Bercée par la voix de Marie-Ange, Gudrun prit une dernière gorgée, terminant son infusion. Elle soupira en serrant la tasse encore chaude entre ses mains.
- Fonder un foyer... J'aimerais, je crois. Je ne sais pas si c'est possible désormais. Ça ne me semble pas raisonnable, d'espérer une telle chose.
Un foyer, c'était un endroit sûr, un endroit avec une famille, avec des enfants.
Elle reporta son regard sur sa jeune collègue, avant de fermer les yeux comme elle le lui demandait. Voir Rikni... Des écailles reptiliennes se présentaient à son esprit, dévoilant petit à petit une femme au visage dur, se tenant la tête droite, et dont les yeux fiers la regardait. Elle avait l'impression que ces yeux la jugeaient, la sondaient au plus profond d'elle-même. Il n'y avait nulle part où cacher les sentiments qui l'agitaient. Mais ces sentiments, elle n'aurait voulu les lui dissimuler pour rien au monde : on ne ment pas à une déesse, surtout si celle-ci daigne s'intéresser à vous. Aucune parole ne sortit de sa bouche, et pourtant Gudrun pouvait ressentir un message.
- Je crois... Je pense qu'elle me dit... de continuer à lutter. Pour moi-même. Ou plutôt, pour ce qui est important pour moi.
Elle frissonna.
- Elle n'est pas offensée.. Ni bienveillante. Mais... Je pourrais en faire plus. Il suffirait de... Prendre des risques... Il faut avoir le courage de se battre pour ces choses-là, sans attendre son aide. Elle n'accorde pas la force à ceux qui ne se lancent pas.
Le visage à la fois dur et serein de la déesse la faisait se sentir à la fois honteuse de sa passivité, et désireuse d'en faire plus. Oui, cela lui donnait confiance en l'avenir. Elle devait garder foi en elle. Et agir pour elle. Elle était toujours aussi détendue, mais une nouvelle détermination prenait racine en elle, doucement mais sûrement.
Elle rouvrit à demi les yeux pour regarder Marie-Ange, avec un léger sourire.

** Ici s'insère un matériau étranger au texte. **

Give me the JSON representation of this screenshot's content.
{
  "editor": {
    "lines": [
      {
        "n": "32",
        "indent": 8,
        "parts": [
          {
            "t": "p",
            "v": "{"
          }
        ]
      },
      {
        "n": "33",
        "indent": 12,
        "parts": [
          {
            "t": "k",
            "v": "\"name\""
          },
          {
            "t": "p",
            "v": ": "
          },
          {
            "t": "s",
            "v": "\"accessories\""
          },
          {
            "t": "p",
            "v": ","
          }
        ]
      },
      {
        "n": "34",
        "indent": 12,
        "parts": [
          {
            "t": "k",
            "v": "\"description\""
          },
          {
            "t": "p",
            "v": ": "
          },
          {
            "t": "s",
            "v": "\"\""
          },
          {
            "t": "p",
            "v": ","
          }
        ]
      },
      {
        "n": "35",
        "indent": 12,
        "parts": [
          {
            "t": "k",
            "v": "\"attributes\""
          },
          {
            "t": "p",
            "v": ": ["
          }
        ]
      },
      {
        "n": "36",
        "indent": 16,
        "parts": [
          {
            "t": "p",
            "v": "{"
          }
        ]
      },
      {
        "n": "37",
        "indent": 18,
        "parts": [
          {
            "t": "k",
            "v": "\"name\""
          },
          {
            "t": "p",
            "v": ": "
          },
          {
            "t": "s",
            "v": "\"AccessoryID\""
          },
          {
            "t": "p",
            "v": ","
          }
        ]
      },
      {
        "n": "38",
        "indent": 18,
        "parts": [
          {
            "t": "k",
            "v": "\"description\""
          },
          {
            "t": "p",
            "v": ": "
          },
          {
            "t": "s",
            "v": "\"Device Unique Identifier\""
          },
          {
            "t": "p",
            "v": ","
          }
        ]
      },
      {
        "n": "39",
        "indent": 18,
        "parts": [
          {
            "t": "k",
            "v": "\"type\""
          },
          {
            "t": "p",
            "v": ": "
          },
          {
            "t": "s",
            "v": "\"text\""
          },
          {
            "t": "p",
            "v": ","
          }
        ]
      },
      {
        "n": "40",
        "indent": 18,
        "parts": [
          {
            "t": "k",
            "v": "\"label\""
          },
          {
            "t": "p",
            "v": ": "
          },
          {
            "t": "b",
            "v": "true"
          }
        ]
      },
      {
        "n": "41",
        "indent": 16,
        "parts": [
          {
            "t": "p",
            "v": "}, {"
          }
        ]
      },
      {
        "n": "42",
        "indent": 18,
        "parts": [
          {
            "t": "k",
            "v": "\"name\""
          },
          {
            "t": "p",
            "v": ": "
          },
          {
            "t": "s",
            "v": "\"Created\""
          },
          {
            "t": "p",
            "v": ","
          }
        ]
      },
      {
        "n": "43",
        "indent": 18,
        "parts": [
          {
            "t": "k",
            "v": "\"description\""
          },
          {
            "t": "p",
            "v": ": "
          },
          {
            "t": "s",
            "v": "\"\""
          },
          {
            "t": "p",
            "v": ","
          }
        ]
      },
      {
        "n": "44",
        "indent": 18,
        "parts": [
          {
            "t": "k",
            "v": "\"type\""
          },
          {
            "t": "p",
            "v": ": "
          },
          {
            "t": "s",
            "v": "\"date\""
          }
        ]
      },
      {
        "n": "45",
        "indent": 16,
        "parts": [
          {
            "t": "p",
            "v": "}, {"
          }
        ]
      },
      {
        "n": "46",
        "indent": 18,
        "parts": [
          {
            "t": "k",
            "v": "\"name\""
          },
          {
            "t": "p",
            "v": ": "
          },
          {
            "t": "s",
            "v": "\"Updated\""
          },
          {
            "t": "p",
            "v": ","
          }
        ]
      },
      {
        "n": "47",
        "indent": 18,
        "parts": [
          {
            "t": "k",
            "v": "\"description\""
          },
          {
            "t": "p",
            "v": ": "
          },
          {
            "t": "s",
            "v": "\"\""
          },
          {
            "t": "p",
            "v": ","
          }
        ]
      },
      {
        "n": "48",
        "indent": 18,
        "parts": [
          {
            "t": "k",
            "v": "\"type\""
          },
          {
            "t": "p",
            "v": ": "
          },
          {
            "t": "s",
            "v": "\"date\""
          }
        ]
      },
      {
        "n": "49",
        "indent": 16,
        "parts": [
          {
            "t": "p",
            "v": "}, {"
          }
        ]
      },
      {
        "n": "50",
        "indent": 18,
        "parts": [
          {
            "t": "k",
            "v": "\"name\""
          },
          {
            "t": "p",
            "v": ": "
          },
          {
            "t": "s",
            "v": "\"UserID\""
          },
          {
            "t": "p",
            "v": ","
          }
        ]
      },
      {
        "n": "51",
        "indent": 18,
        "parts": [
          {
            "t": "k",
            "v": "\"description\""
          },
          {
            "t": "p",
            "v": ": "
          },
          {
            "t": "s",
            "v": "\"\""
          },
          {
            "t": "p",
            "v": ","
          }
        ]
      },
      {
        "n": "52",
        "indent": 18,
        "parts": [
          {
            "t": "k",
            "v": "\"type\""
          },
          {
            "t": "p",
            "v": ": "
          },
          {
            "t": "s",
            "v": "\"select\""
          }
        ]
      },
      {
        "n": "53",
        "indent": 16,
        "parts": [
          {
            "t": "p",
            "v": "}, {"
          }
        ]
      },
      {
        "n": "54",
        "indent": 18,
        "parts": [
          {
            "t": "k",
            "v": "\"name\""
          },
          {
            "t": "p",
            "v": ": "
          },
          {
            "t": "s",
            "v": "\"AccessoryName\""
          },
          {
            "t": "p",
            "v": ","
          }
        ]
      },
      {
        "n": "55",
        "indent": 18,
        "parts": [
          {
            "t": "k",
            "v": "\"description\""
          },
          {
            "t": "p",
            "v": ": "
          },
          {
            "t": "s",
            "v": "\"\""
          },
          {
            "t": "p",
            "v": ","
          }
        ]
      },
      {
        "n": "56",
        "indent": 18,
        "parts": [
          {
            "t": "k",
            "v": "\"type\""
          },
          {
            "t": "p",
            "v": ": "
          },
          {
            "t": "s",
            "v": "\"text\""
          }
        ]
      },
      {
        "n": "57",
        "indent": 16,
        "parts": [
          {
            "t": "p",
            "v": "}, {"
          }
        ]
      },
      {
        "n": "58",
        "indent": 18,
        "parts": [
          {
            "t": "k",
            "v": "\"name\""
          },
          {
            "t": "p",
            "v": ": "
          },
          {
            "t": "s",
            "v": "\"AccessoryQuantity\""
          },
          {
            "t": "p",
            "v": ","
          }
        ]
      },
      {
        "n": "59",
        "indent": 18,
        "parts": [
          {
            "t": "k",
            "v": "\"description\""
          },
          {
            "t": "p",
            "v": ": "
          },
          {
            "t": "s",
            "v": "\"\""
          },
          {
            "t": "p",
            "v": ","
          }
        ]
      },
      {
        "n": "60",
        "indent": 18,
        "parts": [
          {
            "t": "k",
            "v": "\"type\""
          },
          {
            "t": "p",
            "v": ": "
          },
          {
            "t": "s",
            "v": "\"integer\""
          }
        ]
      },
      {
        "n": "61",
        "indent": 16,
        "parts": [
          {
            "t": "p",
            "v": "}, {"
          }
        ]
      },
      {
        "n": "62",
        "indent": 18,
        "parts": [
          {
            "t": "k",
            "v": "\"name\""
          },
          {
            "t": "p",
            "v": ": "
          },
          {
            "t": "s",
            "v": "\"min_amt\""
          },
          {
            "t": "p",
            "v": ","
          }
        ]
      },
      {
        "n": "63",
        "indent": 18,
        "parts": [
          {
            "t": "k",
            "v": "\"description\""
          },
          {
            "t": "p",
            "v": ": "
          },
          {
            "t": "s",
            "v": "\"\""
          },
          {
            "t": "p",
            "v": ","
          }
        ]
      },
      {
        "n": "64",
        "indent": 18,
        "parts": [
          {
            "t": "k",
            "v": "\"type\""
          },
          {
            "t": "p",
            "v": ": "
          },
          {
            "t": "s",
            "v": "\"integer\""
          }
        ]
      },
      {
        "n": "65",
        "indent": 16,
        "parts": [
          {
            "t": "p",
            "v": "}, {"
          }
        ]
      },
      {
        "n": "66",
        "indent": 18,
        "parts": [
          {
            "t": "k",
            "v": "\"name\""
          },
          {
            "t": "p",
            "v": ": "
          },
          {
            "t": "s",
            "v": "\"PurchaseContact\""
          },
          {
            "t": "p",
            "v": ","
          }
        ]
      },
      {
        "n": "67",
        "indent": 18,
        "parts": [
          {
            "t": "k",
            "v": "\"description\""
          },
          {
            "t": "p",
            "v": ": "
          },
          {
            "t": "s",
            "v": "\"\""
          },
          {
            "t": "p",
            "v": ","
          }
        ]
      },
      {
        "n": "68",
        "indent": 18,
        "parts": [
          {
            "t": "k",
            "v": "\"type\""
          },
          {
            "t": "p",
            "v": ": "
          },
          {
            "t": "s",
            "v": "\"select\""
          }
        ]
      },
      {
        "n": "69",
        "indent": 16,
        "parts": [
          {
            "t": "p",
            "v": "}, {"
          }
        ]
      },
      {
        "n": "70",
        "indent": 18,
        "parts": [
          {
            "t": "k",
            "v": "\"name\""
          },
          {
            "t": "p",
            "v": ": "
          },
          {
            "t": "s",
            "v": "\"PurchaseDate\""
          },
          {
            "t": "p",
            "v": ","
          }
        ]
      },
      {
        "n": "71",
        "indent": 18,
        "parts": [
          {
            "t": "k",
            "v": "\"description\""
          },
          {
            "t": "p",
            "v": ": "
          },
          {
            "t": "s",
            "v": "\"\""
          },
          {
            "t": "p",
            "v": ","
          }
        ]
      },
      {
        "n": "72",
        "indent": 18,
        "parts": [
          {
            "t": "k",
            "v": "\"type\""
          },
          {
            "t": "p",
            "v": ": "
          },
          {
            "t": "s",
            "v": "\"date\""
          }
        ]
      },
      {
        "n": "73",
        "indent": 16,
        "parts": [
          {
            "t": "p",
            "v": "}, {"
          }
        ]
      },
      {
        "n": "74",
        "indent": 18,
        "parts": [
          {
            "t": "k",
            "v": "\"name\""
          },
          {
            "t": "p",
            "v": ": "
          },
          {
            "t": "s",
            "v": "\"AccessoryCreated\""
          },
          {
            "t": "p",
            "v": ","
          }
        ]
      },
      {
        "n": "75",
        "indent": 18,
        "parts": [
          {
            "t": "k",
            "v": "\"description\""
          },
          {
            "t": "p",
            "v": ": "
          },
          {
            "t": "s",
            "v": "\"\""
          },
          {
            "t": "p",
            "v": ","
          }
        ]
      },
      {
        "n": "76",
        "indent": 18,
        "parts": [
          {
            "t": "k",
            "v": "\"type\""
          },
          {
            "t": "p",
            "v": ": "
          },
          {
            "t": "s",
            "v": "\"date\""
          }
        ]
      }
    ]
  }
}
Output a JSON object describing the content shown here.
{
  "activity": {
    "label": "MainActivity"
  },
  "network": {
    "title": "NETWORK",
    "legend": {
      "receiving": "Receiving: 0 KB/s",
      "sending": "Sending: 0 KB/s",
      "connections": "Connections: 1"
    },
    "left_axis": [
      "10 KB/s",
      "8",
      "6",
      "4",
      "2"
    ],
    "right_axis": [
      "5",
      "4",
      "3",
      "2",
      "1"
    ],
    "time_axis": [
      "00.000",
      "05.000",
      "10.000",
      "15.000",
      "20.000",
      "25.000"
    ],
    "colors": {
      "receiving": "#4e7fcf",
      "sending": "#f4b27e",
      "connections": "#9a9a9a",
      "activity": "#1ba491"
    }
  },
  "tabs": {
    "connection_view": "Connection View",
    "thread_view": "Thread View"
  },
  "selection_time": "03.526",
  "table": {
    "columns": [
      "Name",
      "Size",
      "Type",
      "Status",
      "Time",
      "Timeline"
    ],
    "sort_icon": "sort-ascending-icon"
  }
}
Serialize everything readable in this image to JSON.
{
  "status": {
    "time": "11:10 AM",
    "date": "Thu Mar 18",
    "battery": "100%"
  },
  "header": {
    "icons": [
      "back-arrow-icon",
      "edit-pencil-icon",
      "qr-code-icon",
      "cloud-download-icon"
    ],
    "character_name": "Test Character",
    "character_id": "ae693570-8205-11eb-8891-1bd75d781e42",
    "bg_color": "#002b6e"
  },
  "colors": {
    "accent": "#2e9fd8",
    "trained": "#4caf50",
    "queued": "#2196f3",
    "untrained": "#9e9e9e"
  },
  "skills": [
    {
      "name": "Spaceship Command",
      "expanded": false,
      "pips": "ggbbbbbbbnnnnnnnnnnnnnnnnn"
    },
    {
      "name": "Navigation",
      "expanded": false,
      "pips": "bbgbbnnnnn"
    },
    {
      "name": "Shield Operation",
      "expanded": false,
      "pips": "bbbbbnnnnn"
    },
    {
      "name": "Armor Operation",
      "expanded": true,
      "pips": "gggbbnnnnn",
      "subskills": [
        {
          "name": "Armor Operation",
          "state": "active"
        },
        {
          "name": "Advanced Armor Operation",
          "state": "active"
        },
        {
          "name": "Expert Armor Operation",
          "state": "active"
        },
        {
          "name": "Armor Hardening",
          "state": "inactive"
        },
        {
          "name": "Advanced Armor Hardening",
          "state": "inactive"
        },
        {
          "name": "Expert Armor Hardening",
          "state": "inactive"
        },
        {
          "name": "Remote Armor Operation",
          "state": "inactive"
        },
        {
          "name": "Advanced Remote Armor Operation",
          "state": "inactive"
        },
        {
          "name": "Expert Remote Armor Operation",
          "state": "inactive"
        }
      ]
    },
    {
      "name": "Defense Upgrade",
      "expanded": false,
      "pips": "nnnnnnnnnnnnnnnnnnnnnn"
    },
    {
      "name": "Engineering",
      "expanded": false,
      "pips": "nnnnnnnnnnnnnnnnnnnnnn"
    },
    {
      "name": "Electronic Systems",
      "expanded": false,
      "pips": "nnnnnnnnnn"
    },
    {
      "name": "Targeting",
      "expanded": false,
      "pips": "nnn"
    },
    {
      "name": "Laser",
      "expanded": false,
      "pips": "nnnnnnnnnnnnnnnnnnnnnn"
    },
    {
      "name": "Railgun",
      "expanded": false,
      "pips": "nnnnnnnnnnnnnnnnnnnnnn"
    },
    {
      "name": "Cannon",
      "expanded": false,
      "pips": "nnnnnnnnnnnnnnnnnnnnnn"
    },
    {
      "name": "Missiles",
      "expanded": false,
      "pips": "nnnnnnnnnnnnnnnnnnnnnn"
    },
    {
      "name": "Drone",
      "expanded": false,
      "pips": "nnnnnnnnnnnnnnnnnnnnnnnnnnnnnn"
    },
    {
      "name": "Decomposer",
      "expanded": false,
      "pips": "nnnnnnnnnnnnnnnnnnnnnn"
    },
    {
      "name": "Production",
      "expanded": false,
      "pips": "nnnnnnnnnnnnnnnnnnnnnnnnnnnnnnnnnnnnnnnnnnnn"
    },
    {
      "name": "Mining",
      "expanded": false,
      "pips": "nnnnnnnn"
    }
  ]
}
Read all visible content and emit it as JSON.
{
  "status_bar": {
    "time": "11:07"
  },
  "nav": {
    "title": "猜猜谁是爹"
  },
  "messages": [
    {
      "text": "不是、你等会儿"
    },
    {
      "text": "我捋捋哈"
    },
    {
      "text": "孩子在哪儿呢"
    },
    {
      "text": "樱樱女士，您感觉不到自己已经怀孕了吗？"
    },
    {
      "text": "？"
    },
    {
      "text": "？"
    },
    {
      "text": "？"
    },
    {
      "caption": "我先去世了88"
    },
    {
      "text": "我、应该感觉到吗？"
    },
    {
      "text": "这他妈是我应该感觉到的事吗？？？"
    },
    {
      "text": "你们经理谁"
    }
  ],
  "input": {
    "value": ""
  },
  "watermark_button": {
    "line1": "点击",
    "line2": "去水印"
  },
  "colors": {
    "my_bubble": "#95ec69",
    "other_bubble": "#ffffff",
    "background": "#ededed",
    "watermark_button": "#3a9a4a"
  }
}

- Avec Einar, nous ne parlions guère. Je n'ai rien de plus à lui dire qu'au moment où nous nous sommes quittés. Et puis, si je l'avais en face de moi... Cela voudrait dire qu'il est vivant. Que nous nous sommes retrouvés. C'est déjà assez douloureux de prendre la décision de me remarier, alors qu'il est peut-être encore en vie, quelque part ! Oh, j'ai bien conscience que les chances qu'il ne soit pas mort sont plus que minces. Et celles de nous revoir le sont d'autant plus. C'est grâce à Éric que j'ai fini par en accepter l'idée, à contrecœur. Je vous le dis, cette rencontre était un signe des dieux. Et je suivrai la voie qu'ils me montrent.
Oui, quand elle arrivait à décrypter les messages des dieux, tout semblait tellement plus simple. Cela faisait bien longtemps qu'elle n'avait pas ressenti une telle sérénité.